Portrait of Isabella d'Este
Leonardo da Vinci left Milan in 1499 when the French army invaded Italy. On his way to Venice he stopped at Mantua, where Isabella d’Este asked him to paint her portrait. This famous drawing is a sketch for the portrait that was never painted; despite its fragile state of conservation, it is one of Leonardo’s finest head-and-shoulders portraits, here with the head in profile. It is also the only known drawing by the master that is highlighted with several colored pigments.
Isabella d’Este wanted to have the best possible portrait of herself painted, sculpted, or struck on a coin. In 1498, she determined to surround herself with the most eminent contemporary artists and find the best portrait painter, one who could produce a perfect imitation of nature; her choice fell on Leonardo da Vinci. When in Venice, Leonardo da Vinci showed his portrait of Isabella to his friend Lorenzo da Pavia, who wrote to the Marchesa on March 13, 1500: "Leonardo da Vinci is in Venice, he has shown me a portrait of Your Ladyship that is very lifelike. It is very well done and could not possibly be better." Despite Isabella’s insistence, the painting was never done.
In his sketch, Leonardo used various pigments (sanguine and chalk), different tones of black, and finely hatched and smudged red and yellow ochre to obtain the passage from light to shadow on the face and hair. Contrary to claims by Vallardi and almost all subsequent authors, there are no traces of pastel. A very pale white applied to the bosom (covered by a piece of lace called a “modesty piece”), the forehead, and the cheek, accentuates the slant of the shoulders and the shadow of the neck.

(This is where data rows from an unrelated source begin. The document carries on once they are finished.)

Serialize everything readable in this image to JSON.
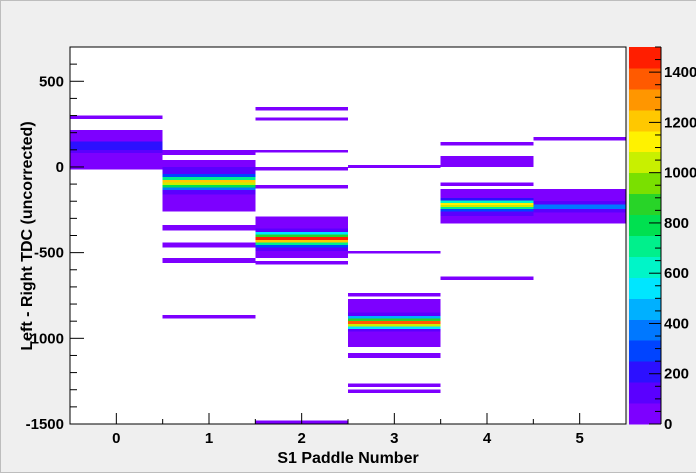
{
  "chart_data": {
    "type": "heatmap",
    "title": "",
    "xlabel": "S1 Paddle Number",
    "ylabel": "Left - Right TDC (uncorrected)",
    "x_bin_edges": [
      -0.5,
      5.5
    ],
    "xlim": [
      -0.5,
      5.5
    ],
    "ylim": [
      -1500,
      700
    ],
    "x_ticks": [
      0,
      1,
      2,
      3,
      4,
      5
    ],
    "y_ticks": [
      -1500,
      -1000,
      -500,
      0,
      500
    ],
    "color_scale": {
      "min": 0,
      "max": 1500,
      "ticks": [
        0,
        200,
        400,
        600,
        800,
        1000,
        1200,
        1400
      ],
      "colors": [
        "#7d00ff",
        "#5a00ff",
        "#2c10ff",
        "#0044ff",
        "#0078ff",
        "#00b0ff",
        "#00e6ff",
        "#00f5c8",
        "#00f08c",
        "#00e050",
        "#28d428",
        "#7ae000",
        "#c8f000",
        "#fff200",
        "#ffc800",
        "#ff9600",
        "#ff5a00",
        "#ff1e00"
      ]
    },
    "bins": [
      {
        "x": 0,
        "y0": 280,
        "y1": 300,
        "value": 30
      },
      {
        "x": 0,
        "y0": 150,
        "y1": 215,
        "value": 60
      },
      {
        "x": 0,
        "y0": 100,
        "y1": 150,
        "value": 200
      },
      {
        "x": 0,
        "y0": 80,
        "y1": 100,
        "value": 100
      },
      {
        "x": 0,
        "y0": -15,
        "y1": 80,
        "value": 60
      },
      {
        "x": 1,
        "y0": 70,
        "y1": 100,
        "value": 30
      },
      {
        "x": 1,
        "y0": 0,
        "y1": 40,
        "value": 30
      },
      {
        "x": 1,
        "y0": -40,
        "y1": 0,
        "value": 120
      },
      {
        "x": 1,
        "y0": -60,
        "y1": -40,
        "value": 300
      },
      {
        "x": 1,
        "y0": -75,
        "y1": -60,
        "value": 700
      },
      {
        "x": 1,
        "y0": -90,
        "y1": -75,
        "value": 1200
      },
      {
        "x": 1,
        "y0": -105,
        "y1": -90,
        "value": 1050
      },
      {
        "x": 1,
        "y0": -120,
        "y1": -105,
        "value": 780
      },
      {
        "x": 1,
        "y0": -135,
        "y1": -120,
        "value": 400
      },
      {
        "x": 1,
        "y0": -160,
        "y1": -135,
        "value": 120
      },
      {
        "x": 1,
        "y0": -260,
        "y1": -160,
        "value": 60
      },
      {
        "x": 1,
        "y0": -370,
        "y1": -340,
        "value": 30
      },
      {
        "x": 1,
        "y0": -470,
        "y1": -440,
        "value": 30
      },
      {
        "x": 1,
        "y0": -560,
        "y1": -530,
        "value": 30
      },
      {
        "x": 1,
        "y0": -885,
        "y1": -865,
        "value": 30
      },
      {
        "x": 2,
        "y0": 330,
        "y1": 350,
        "value": 30
      },
      {
        "x": 2,
        "y0": 270,
        "y1": 290,
        "value": 30
      },
      {
        "x": 2,
        "y0": 85,
        "y1": 100,
        "value": 30
      },
      {
        "x": 2,
        "y0": -20,
        "y1": 0,
        "value": 30
      },
      {
        "x": 2,
        "y0": -125,
        "y1": -105,
        "value": 30
      },
      {
        "x": 2,
        "y0": -300,
        "y1": -290,
        "value": 30
      },
      {
        "x": 2,
        "y0": -360,
        "y1": -300,
        "value": 60
      },
      {
        "x": 2,
        "y0": -380,
        "y1": -360,
        "value": 140
      },
      {
        "x": 2,
        "y0": -395,
        "y1": -380,
        "value": 500
      },
      {
        "x": 2,
        "y0": -410,
        "y1": -395,
        "value": 900
      },
      {
        "x": 2,
        "y0": -425,
        "y1": -410,
        "value": 1500
      },
      {
        "x": 2,
        "y0": -440,
        "y1": -425,
        "value": 1200
      },
      {
        "x": 2,
        "y0": -455,
        "y1": -440,
        "value": 700
      },
      {
        "x": 2,
        "y0": -470,
        "y1": -455,
        "value": 250
      },
      {
        "x": 2,
        "y0": -490,
        "y1": -470,
        "value": 100
      },
      {
        "x": 2,
        "y0": -530,
        "y1": -490,
        "value": 50
      },
      {
        "x": 2,
        "y0": -570,
        "y1": -550,
        "value": 30
      },
      {
        "x": 2,
        "y0": -1500,
        "y1": -1480,
        "value": 30
      },
      {
        "x": 3,
        "y0": -5,
        "y1": 10,
        "value": 30
      },
      {
        "x": 3,
        "y0": -505,
        "y1": -490,
        "value": 30
      },
      {
        "x": 3,
        "y0": -755,
        "y1": -735,
        "value": 30
      },
      {
        "x": 3,
        "y0": -850,
        "y1": -770,
        "value": 50
      },
      {
        "x": 3,
        "y0": -870,
        "y1": -850,
        "value": 120
      },
      {
        "x": 3,
        "y0": -885,
        "y1": -870,
        "value": 450
      },
      {
        "x": 3,
        "y0": -900,
        "y1": -885,
        "value": 900
      },
      {
        "x": 3,
        "y0": -915,
        "y1": -900,
        "value": 1350
      },
      {
        "x": 3,
        "y0": -930,
        "y1": -915,
        "value": 1000
      },
      {
        "x": 3,
        "y0": -945,
        "y1": -930,
        "value": 550
      },
      {
        "x": 3,
        "y0": -960,
        "y1": -945,
        "value": 150
      },
      {
        "x": 3,
        "y0": -1050,
        "y1": -960,
        "value": 55
      },
      {
        "x": 3,
        "y0": -1115,
        "y1": -1085,
        "value": 30
      },
      {
        "x": 3,
        "y0": -1285,
        "y1": -1265,
        "value": 30
      },
      {
        "x": 3,
        "y0": -1320,
        "y1": -1300,
        "value": 30
      },
      {
        "x": 4,
        "y0": 125,
        "y1": 145,
        "value": 30
      },
      {
        "x": 4,
        "y0": 0,
        "y1": 65,
        "value": 60
      },
      {
        "x": 4,
        "y0": -110,
        "y1": -90,
        "value": 30
      },
      {
        "x": 4,
        "y0": -180,
        "y1": -130,
        "value": 60
      },
      {
        "x": 4,
        "y0": -195,
        "y1": -180,
        "value": 200
      },
      {
        "x": 4,
        "y0": -210,
        "y1": -195,
        "value": 650
      },
      {
        "x": 4,
        "y0": -222,
        "y1": -210,
        "value": 1150
      },
      {
        "x": 4,
        "y0": -234,
        "y1": -222,
        "value": 1050
      },
      {
        "x": 4,
        "y0": -246,
        "y1": -234,
        "value": 700
      },
      {
        "x": 4,
        "y0": -260,
        "y1": -246,
        "value": 300
      },
      {
        "x": 4,
        "y0": -285,
        "y1": -260,
        "value": 110
      },
      {
        "x": 4,
        "y0": -330,
        "y1": -285,
        "value": 60
      },
      {
        "x": 4,
        "y0": -660,
        "y1": -640,
        "value": 30
      },
      {
        "x": 5,
        "y0": 155,
        "y1": 175,
        "value": 30
      },
      {
        "x": 5,
        "y0": -200,
        "y1": -130,
        "value": 60
      },
      {
        "x": 5,
        "y0": -220,
        "y1": -200,
        "value": 150
      },
      {
        "x": 5,
        "y0": -245,
        "y1": -220,
        "value": 350
      },
      {
        "x": 5,
        "y0": -265,
        "y1": -245,
        "value": 150
      },
      {
        "x": 5,
        "y0": -330,
        "y1": -265,
        "value": 60
      }
    ]
  }
}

Though unfinished, this sketch is remarkable for its proportions, and for the foreshortening of the bust; it is also striking for the ambiguous choice of pose. The perfectly linear profile, eyes gazing beyond our field of vision, contrasts with the turn of the body. The portrait in profile may have been the choice of the Marchesa herself, who was thus portrayed on the bronze medal made by Gian Cristoforo Romano in 1497-1498. The clear-cut profile of the face, its use of space, the slant of the turning shoulders, the attention paid to the folded hands and the finger pointing to the book are all touches that distinguish this work from the Portrait of Cecilia Gallerani (1489-1491, Cracow, Czartoryski Museum) and from the Portrait of an Unknown Woman (c. 1495-1500, Paris, Musée du Louvre). This portrait of Isabella d’Este can be seen as the fruition of Leonardo’s experimentation since the 1490s, and a preview of what was about to follow: the cartoon of the Virgin and St Anne (London, National Gallery), and the Mona Lisa (Paris, Musée du Louvre). The portraits of Isabella d’Este and the Mona Lisa seem to represent Leonardo’s "progressive idealization of the portrait"—in other words, his attempt to create portraits that were lifelike yet of a perfection related to universal beauty.
Black and red chalk with stump, ochre chalk, white highlights on the face, throat, and hand. Original black chalk lines are visible in several places: face, hair, veil on the forehead, neck, garment covering the breast, left shoulder. Paper prepared with white in the upper left and right parts.